As they traverse cratered plains and scale obsidian ridges, the scholar’s thoughts turn inward. Each new sight challenges his Earth-bound assumptions: that time flows continuously, that heat and cold exist only in narrow bounds, that life must resemble life as he knows it. The Moon’s extremes—its deadly calms and violent upheavals—become metaphors for the vast, untapped potential of the human mind: to endure hardship, to transcend limits, to reimagine the very essence of existence.
When their exploration draws to a close, the guide leads the scholar back to the waiting vessel. Before he steps aboard, the guide places a silvery fragment—a sliver of lunar rock—into the scholar’s hand. “Let this remind you,” he says, “that every boundary you once believed absolute is but a threshold to something greater.”
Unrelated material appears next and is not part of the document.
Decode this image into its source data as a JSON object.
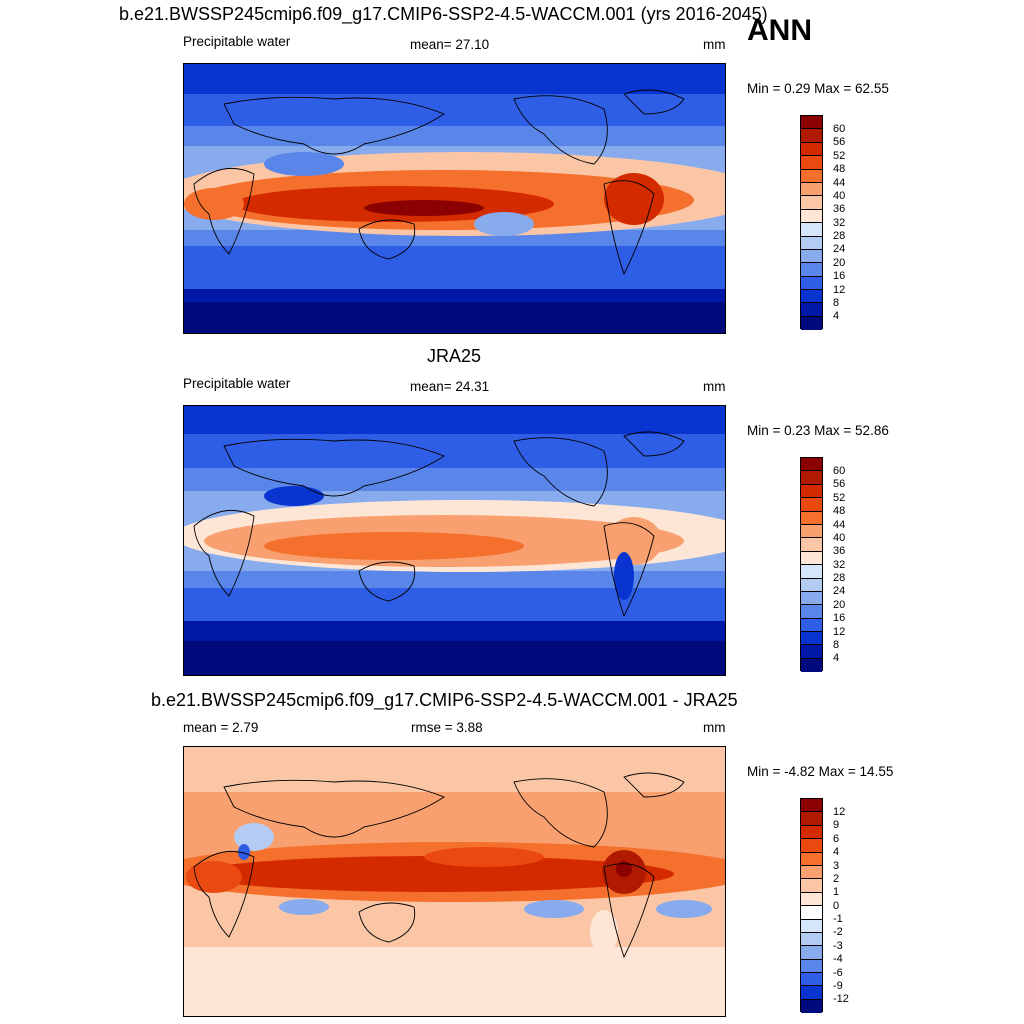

The voyage home is swift and silent. The starfields dissolve into familiar clouds, the pull of Earth’s gravity draws them back, and soon the scholar finds himself once more in his study, dawn’s first light creeping across his desk. In his hand, he feels the weight of that celestial shard—cold, smooth, impossibly real. The dream recedes like mist, but its lessons persist: that the universe is vast beyond reckoning, that curiosity can carry us to unimaginable heights, and that the Moon, long regarded as a pale enigma, holds within its dust the promise of discovery.
And so, awakened by sunlight rather than starlight, the scholar sets quill to parchment. His heart, charged with the wonder of his lunar odyssey, composes an account not merely of rocks and craters, but of the infinite possibilities that lie awaiting those bold enough to dream.